What I think is actually interesting about this scenario for adventure games is that what should have been a simple mistake to fix was made more difficult by the fact that we had a GPS. We had a source of geographical truth that didn't align with our perception of our movement through space. The mismatch between where we thought we'd been walking and what our magical map showed was what really slowed us down. And, I think it could be interesting to replicate that in a game.
So, let's do that with a magic items and some fey tricks.
The Magical Map
For this to really work, you need a fantasy analog of the GPS unit, so let's give that a go.
Magical Map
A large roll of parchment that can display a map of a region magically imbued into it via a Cartomancer. A map parchment may hold up to 5 regional maps simultaneously. The region must have been previously mapped by the Guild of Cartomancers, and only guild-sanctioned maps are guaranteed to work with no magical side effects. Some say non-guild cartographers have found a means of imbuing illicit maps, but there may be unintended consequences for doing so.
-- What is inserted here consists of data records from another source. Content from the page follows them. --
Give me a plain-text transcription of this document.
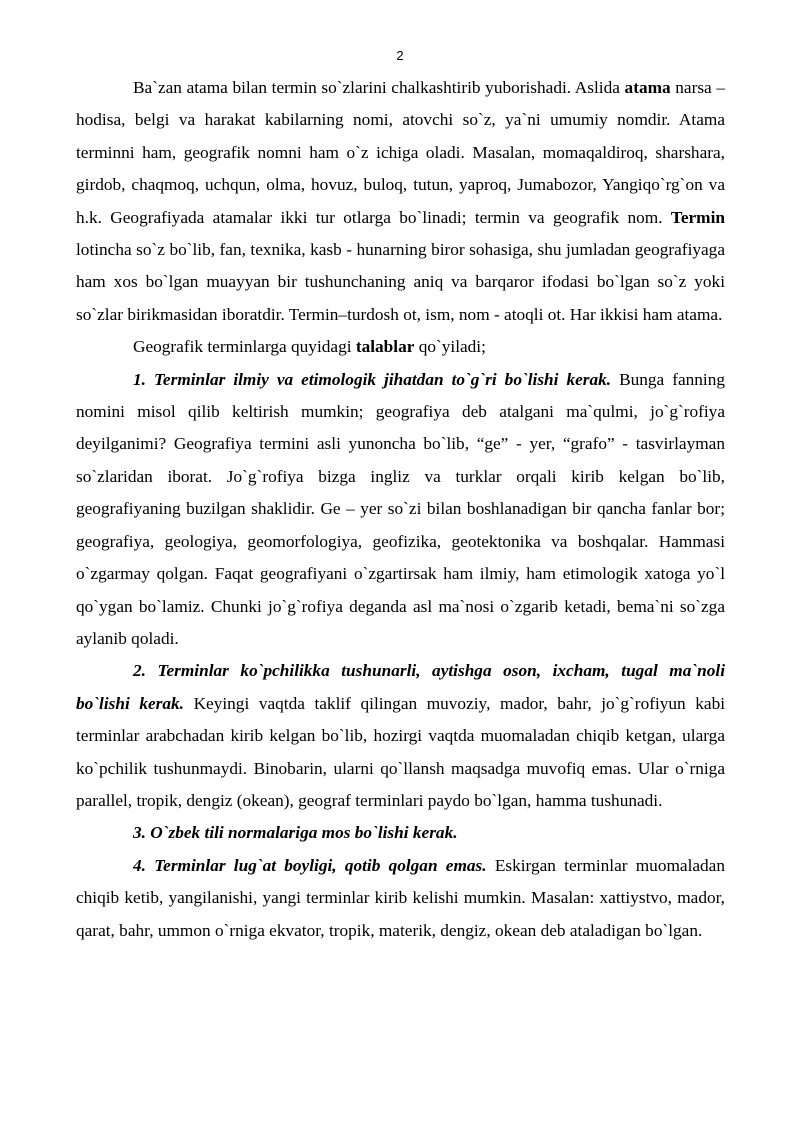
2

Ba`zan atama bilan termin so`zlarini chalkashtirib yuborishadi. Aslida atama narsa – hodisa, belgi va harakat kabilarning nomi, atovchi so`z, ya`ni umumiy nomdir. Atama terminni ham, geografik nomni ham o`z ichiga oladi. Masalan, momaqaldiroq, sharshara, girdob, chaqmoq, uchqun, olma, hovuz, buloq, tutun, yaproq, Jumabozor, Yangiqo`rg`on va h.k. Geografiyada atamalar ikki tur otlarga bo`linadi; termin va geografik nom. Termin lotincha so`z bo`lib, fan, texnika, kasb - hunarning biror sohasiga, shu jumladan geografiyaga ham xos bo`lgan muayyan bir tushunchaning aniq va barqaror ifodasi bo`lgan so`z yoki so`zlar birikmasidan iboratdir. Termin–turdosh ot, ism, nom - atoqli ot. Har ikkisi ham atama.

Geografik terminlarga quyidagi talablar qo`yiladi;

1. Terminlar ilmiy va etimologik jihatdan to`g`ri bo`lishi kerak. Bunga fanning nomini misol qilib keltirish mumkin; geografiya deb atalgani ma`qulmi, jo`g`rofiya deyilganimi? Geografiya termini asli yunoncha bo`lib, “ge” - yer, “grafo” - tasvirlayman so`zlaridan iborat. Jo`g`rofiya bizga ingliz va turklar orqali kirib kelgan bo`lib, geografiyaning buzilgan shaklidir. Ge – yer so`zi bilan boshlanadigan bir qancha fanlar bor; geografiya, geologiya, geomorfologiya, geofizika, geotektonika va boshqalar. Hammasi o`zgarmay qolgan. Faqat geografiyani o`zgartirsak ham ilmiy, ham etimologik xatoga yo`l qo`ygan bo`lamiz. Chunki jo`g`rofiya deganda asl ma`nosi o`zgarib ketadi, bema`ni so`zga aylanib qoladi.

2. Terminlar ko`pchilikka tushunarli, aytishga oson, ixcham, tugal ma`noli bo`lishi kerak. Keyingi vaqtda taklif qilingan muvoziy, mador, bahr, jo`g`rofiyun kabi terminlar arabchadan kirib kelgan bo`lib, hozirgi vaqtda muomaladan chiqib ketgan, ularga ko`pchilik tushunmaydi. Binobarin, ularni qo`llansh maqsadga muvofiq emas. Ular o`rniga parallel, tropik, dengiz (okean), geograf terminlari paydo bo`lgan, hamma tushunadi.

3. O`zbek tili normalariga mos bo`lishi kerak.

4. Terminlar lug`at boyligi, qotib qolgan emas. Eskirgan terminlar muomaladan chiqib ketib, yangilanishi, yangi terminlar kirib kelishi mumkin. Masalan: xattiystvo, mador, qarat, bahr, ummon o`rniga ekvator, tropik, materik, dengiz, okean deb ataladigan bo`lgan.
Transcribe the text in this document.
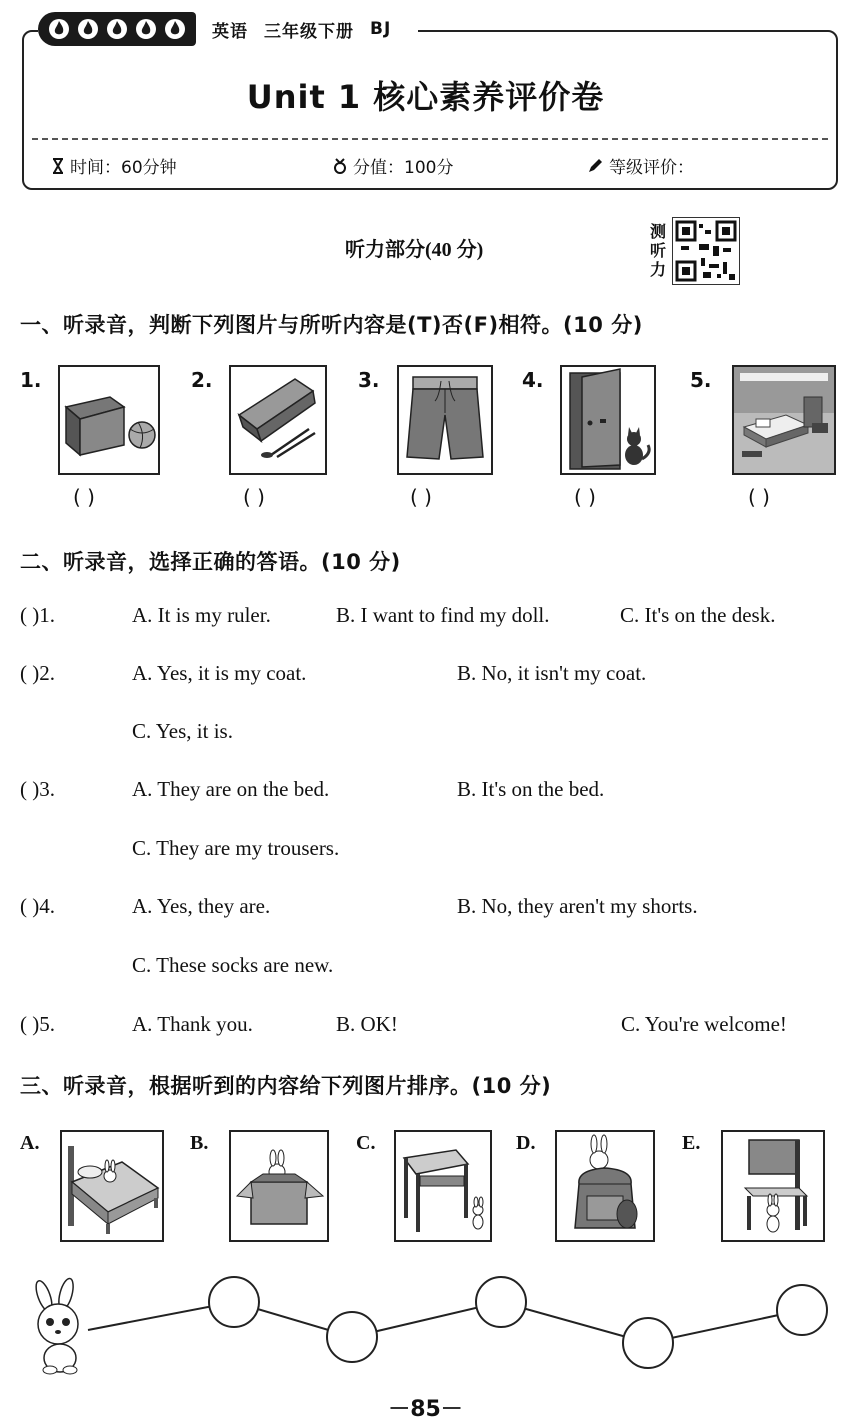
英语 三年级下册 BJ
Unit 1 核心素养评价卷
时间：60分钟	分值：100分	等级评价：
听力部分(40 分)
测听力
一、听录音，判断下列图片与所听内容是(T)否(F)相符。(10 分)
1.
( )
2.
( )
3.
( )
4.
( )
5.
( )
二、听录音，选择正确的答语。(10 分)
( )1.	A. It is my ruler.	B. I want to find my doll.	C. It's on the desk.
( )2.	A. Yes, it is my coat.	B. No, it isn't my coat.
C. Yes, it is.
( )3.	A. They are on the bed.	B. It's on the bed.
C. They are my trousers.
( )4.	A. Yes, they are.	B. No, they aren't my shorts.
C. These socks are new.
( )5.	A. Thank you.	B. OK!	C. You're welcome!
三、听录音，根据听到的内容给下列图片排序。(10 分)
A.	B.	C.	D.	E.
－85－
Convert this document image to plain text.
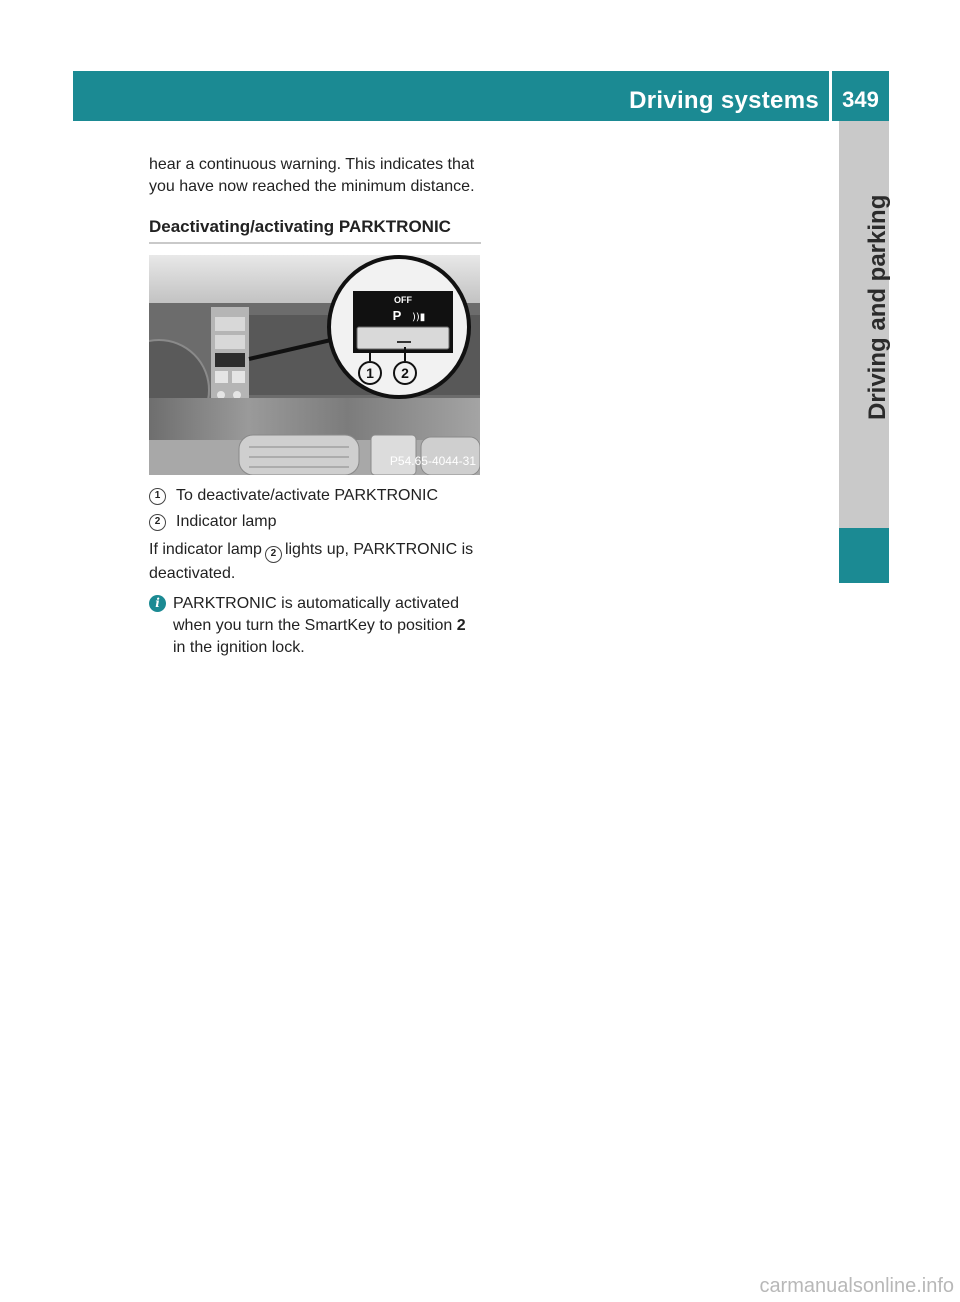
Driving systems	349
Driving and parking

hear a continuous warning. This indicates that

you have now reached the minimum distance.

Deactivating/activating PARKTRONIC
OFF
P ))▮
1 2
P54.65-4044-31
1 To deactivate/activate PARKTRONIC
2 Indicator lamp

If indicator lamp 2 lights up, PARKTRONIC is deactivated.

i PARKTRONIC is automatically activated when you turn the SmartKey to position 2 in the ignition lock.
carmanualsonline.info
While in use, the map shows your location as a glowing blue dot on the map. It is accurate within 3 ft. under optimal conditions but accuracy may degrade up to 25 ft. under poor conditions, or the map may lose functionality under conditions that completely block its magical connection. Connectivity, and accuracy, decreases due to cloud cover, trees, cliffs, structures, or anything else blocking the connection of the map to the cartomanthic aether.
Fey Tricks
Having established a fantasy GPS, let's talk about two fey tricks that would work with it to give players navigational problems. The first messes with the magical map, while the second messes with their physical location. The idea is that you might not know which is happening to you, making figuring that out the puzzle to solve.
Map Malfunction
The Fey have devices that allow them to interfere with the cartomanthic aether connection and scramble the location displayed on nearby maps. The location displayed on the map is shifted subtly enough to not be immediately noticed, but which will place the user increasingly off course over time. Rolling and unrolling the map will reset the connection and typically stop fey interference. However, it typically takes work orienting yourself with nearby landmarks to discover the error.
Misdirection
The Fey can instantaneously shift the ground you are standing on up to 90 degrees in either direction, setting you off course from your intended path. While this is easily noticeable in open areas, it can be indetectable in dense forests, mists, or other similar low visibility environments. A series of small shifts may also be used to make the effect less noticeable.
Conclusion
Are these ideas half thought out? Yes, but I frankly don't have the time to flesh them out fully, and I'd just never blog if I pushed for that much. But maybe you can do something with them? If nothing else, you got a funny story about me getting lost in the woods, and that has to be worth something.